Quitting smoking is no walk in the park — but for one top Parks Department official, it’s going to have to be.
North Brooklyn Parks administrator and longtime smoker Stephanie Thayer has vowed to quit in the wake of a new city law pushed by her boss, Mayor Bloomberg, to widen the city’s existing bans on smoking to include puffing outdoors in parks.
It’s going to be a long and difficult journey for the three-decade smoker who spends nearly her entire day in Greenpoint’s McCarren and McGolrick parks (and the rest of the time is spent smoking).
“I have to quit — I have two months,” said Thayer, still puffing as she gave this interview.
Thayer has “lost count” of the times she’s tried to kick the habit before — using the patch, the gum, hypnotists, pills and a big plate of cold turkey.
But friends kept bringing her cigarettes because she would become “intolerable” without her nicotine fix, she admitted.
But for the good of the city — and to participate in our new weekly column, The Great Stephanie Smokeout — Thayer is trying again.
So far, she’s been doing yoga and meditation, and has already planned on splurging on weekly massages with the money she’s saving not buying cigarettes.
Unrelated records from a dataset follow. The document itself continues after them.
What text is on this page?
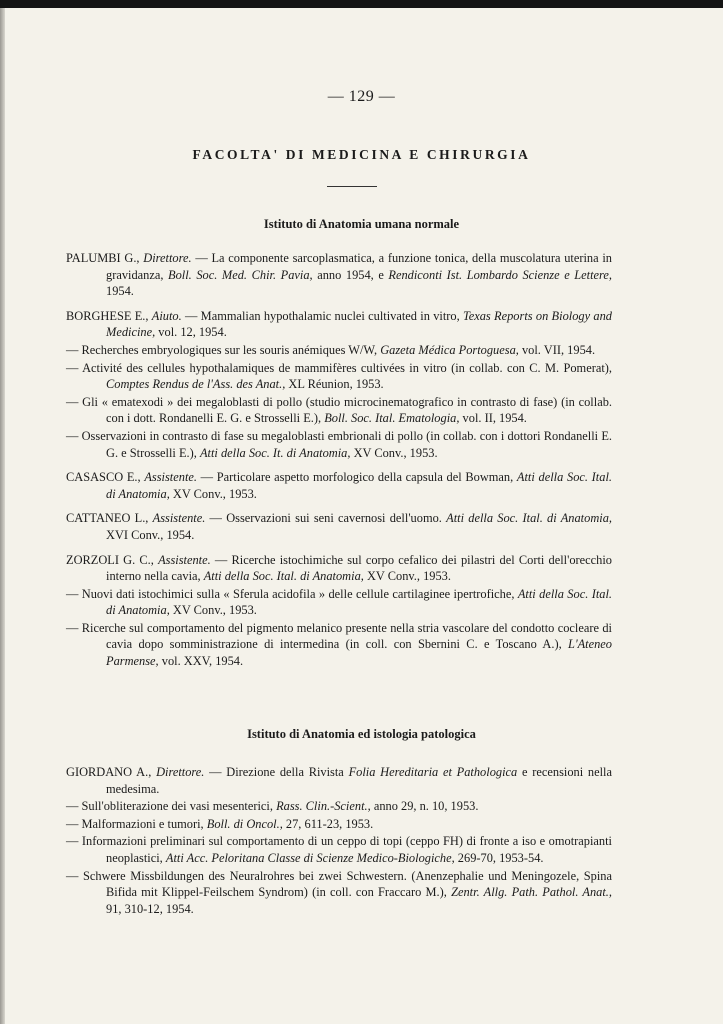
— 129 —
FACOLTA' DI MEDICINA E CHIRURGIA
Istituto di Anatomia umana normale

PALUMBI G., Direttore. — La componente sarcoplasmatica, a funzione tonica, della muscolatura uterina in gravidanza, Boll. Soc. Med. Chir. Pavia, anno 1954, e Rendiconti Ist. Lombardo Scienze e Lettere, 1954.

BORGHESE E., Aiuto. — Mammalian hypothalamic nuclei cultivated in vitro, Texas Reports on Biology and Medicine, vol. 12, 1954.

— Recherches embryologiques sur les souris anémiques W/W, Gazeta Médica Portoguesa, vol. VII, 1954.

— Activité des cellules hypothalamiques de mammifères cultivées in vitro (in collab. con C. M. Pomerat), Comptes Rendus de l'Ass. des Anat., XL Réunion, 1953.

— Gli « ematexodi » dei megaloblasti di pollo (studio microcinematografico in contrasto di fase) (in collab. con i dott. Rondanelli E. G. e Strosselli E.), Boll. Soc. Ital. Ematologia, vol. II, 1954.

— Osservazioni in contrasto di fase su megaloblasti embrionali di pollo (in collab. con i dottori Rondanelli E. G. e Strosselli E.), Atti della Soc. It. di Anatomia, XV Conv., 1953.

CASASCO E., Assistente. — Particolare aspetto morfologico della capsula del Bowman, Atti della Soc. Ital. di Anatomia, XV Conv., 1953.

CATTANEO L., Assistente. — Osservazioni sui seni cavernosi dell'uomo. Atti della Soc. Ital. di Anatomia, XVI Conv., 1954.

ZORZOLI G. C., Assistente. — Ricerche istochimiche sul corpo cefalico dei pilastri del Corti dell'orecchio interno nella cavia, Atti della Soc. Ital. di Anatomia, XV Conv., 1953.

— Nuovi dati istochimici sulla « Sferula acidofila » delle cellule cartilaginee ipertrofiche, Atti della Soc. Ital. di Anatomia, XV Conv., 1953.

— Ricerche sul comportamento del pigmento melanico presente nella stria vascolare del condotto cocleare di cavia dopo somministrazione di intermedina (in coll. con Sbernini C. e Toscano A.), L'Ateneo Parmense, vol. XXV, 1954.

Istituto di Anatomia ed istologia patologica

GIORDANO A., Direttore. — Direzione della Rivista Folia Hereditaria et Pathologica e recensioni nella medesima.

— Sull'obliterazione dei vasi mesenterici, Rass. Clin.-Scient., anno 29, n. 10, 1953.

— Malformazioni e tumori, Boll. di Oncol., 27, 611-23, 1953.

— Informazioni preliminari sul comportamento di un ceppo di topi (ceppo FH) di fronte a iso e omotrapianti neoplastici, Atti Acc. Peloritana Classe di Scienze Medico-Biologiche, 269-70, 1953-54.

— Schwere Missbildungen des Neuralrohres bei zwei Schwestern. (Anenzephalie und Meningozele, Spina Bifida mit Klippel-Feilschem Syndrom) (in coll. con Fraccaro M.), Zentr. Allg. Path. Pathol. Anat., 91, 310-12, 1954.
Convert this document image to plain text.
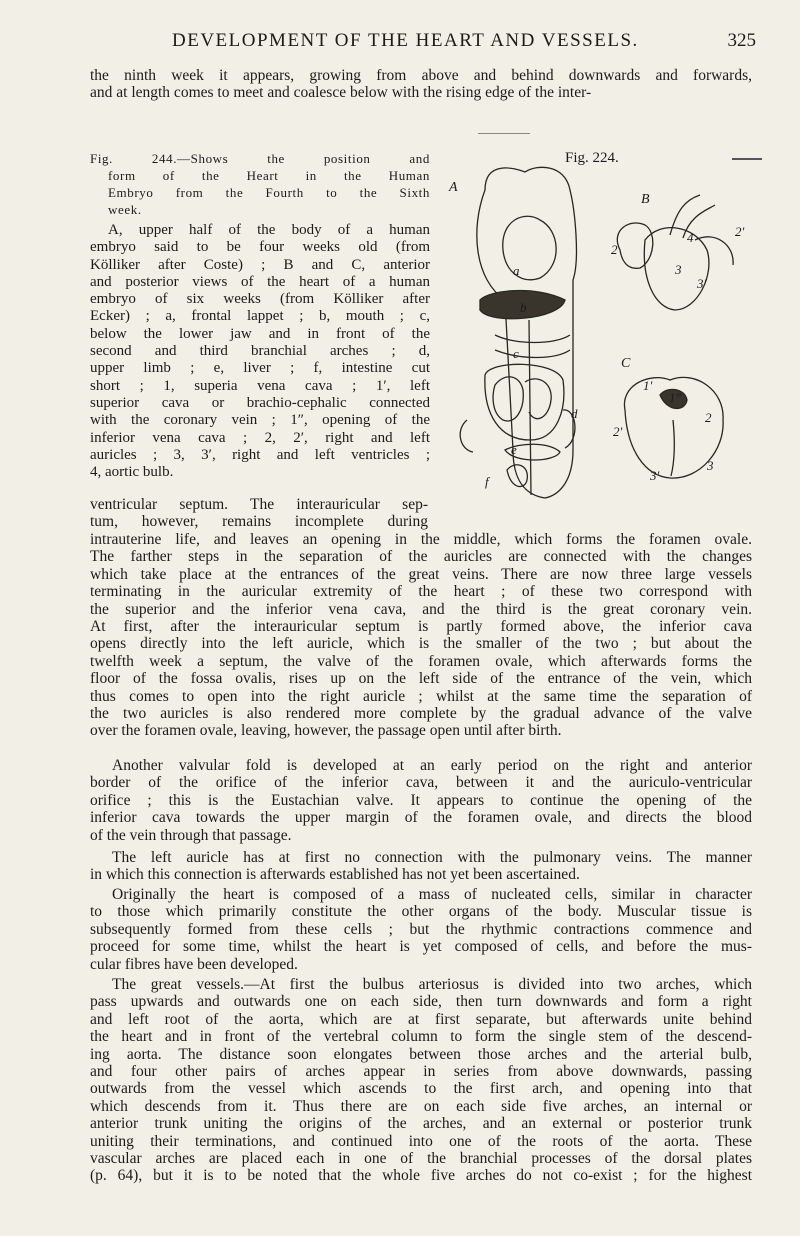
DEVELOPMENT OF THE HEART AND VESSELS.	325
the ninth week it appears, growing from above and behind downwards and forwards,
and at length comes to meet and coalesce below with the rising edge of the inter-
Fig. 244.—Shows the position and
form of the Heart in the Human
Embryo from the Fourth to the Sixth
week.
A, upper half of the body of a human
embryo said to be four weeks old (from
Kölliker after Coste) ; B and C, anterior
and posterior views of the heart of a human
embryo of six weeks (from Kölliker after
Ecker) ; a, frontal lappet ; b, mouth ; c,
below the lower jaw and in front of the
second and third branchial arches ; d,
upper limb ; e, liver ; f, intestine cut
short ; 1, superia vena cava ; 1′, left
superior cava or brachio-cephalic connected
with the coronary vein ; 1″, opening of the
inferior vena cava ; 2, 2′, right and left
auricles ; 3, 3′, right and left ventricles ;
4, aortic bulb.
Fig. 224.
A
B
C
a
b
c
d
e
f
2
4	2′
3
3′
1″
1′
2′
2
3
3′
ventricular septum. The interauricular sep-
tum, however, remains incomplete during
intrauterine life, and leaves an opening in the middle, which forms the foramen ovale.
The farther steps in the separation of the auricles are connected with the changes
which take place at the entrances of the great veins. There are now three large vessels
terminating in the auricular extremity of the heart ; of these two correspond with
the superior and the inferior vena cava, and the third is the great coronary vein.
At first, after the interauricular septum is partly formed above, the inferior cava
opens directly into the left auricle, which is the smaller of the two ; but about the
twelfth week a septum, the valve of the foramen ovale, which afterwards forms the
floor of the fossa ovalis, rises up on the left side of the entrance of the vein, which
thus comes to open into the right auricle ; whilst at the same time the separation of
the two auricles is also rendered more complete by the gradual advance of the valve
over the foramen ovale, leaving, however, the passage open until after birth.
Another valvular fold is developed at an early period on the right and anterior
border of the orifice of the inferior cava, between it and the auriculo-ventricular
orifice ; this is the Eustachian valve. It appears to continue the opening of the
inferior cava towards the upper margin of the foramen ovale, and directs the blood
of the vein through that passage.
The left auricle has at first no connection with the pulmonary veins. The manner
in which this connection is afterwards established has not yet been ascertained.
Originally the heart is composed of a mass of nucleated cells, similar in character
to those which primarily constitute the other organs of the body. Muscular tissue is
subsequently formed from these cells ; but the rhythmic contractions commence and
proceed for some time, whilst the heart is yet composed of cells, and before the mus-
cular fibres have been developed.
The great vessels.—At first the bulbus arteriosus is divided into two arches, which
pass upwards and outwards one on each side, then turn downwards and form a right
and left root of the aorta, which are at first separate, but afterwards unite behind
the heart and in front of the vertebral column to form the single stem of the descend-
ing aorta. The distance soon elongates between those arches and the arterial bulb,
and four other pairs of arches appear in series from above downwards, passing
outwards from the vessel which ascends to the first arch, and opening into that
which descends from it. Thus there are on each side five arches, an internal or
anterior trunk uniting the origins of the arches, and an external or posterior trunk
uniting their terminations, and continued into one of the roots of the aorta. These
vascular arches are placed each in one of the branchial processes of the dorsal plates
(p. 64), but it is to be noted that the whole five arches do not co-exist ; for the highest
And if that doesn’t work, she’s going to break out those electronic cigarette pacifiers.
To help her out, Thayer’s co-worker, Open Space Alliance’s Julia Morrow, has stopped smoking for several weeks now.
And Thayer’s family has been equally supportive.
“Andrea, my 5-year-old niece, tells me, ‘Smoking makes people die. I don’t want you to die,’ ” said Thayer.
If Thayer has not licked butts before the citywide ban kicks in on May 23, she can always head over to East River State Park — where there’s no against smoking outdoors (thanks, Albany!).
“The rangers aren’t going to tell people to stop smoking,” said a state parks spokesman.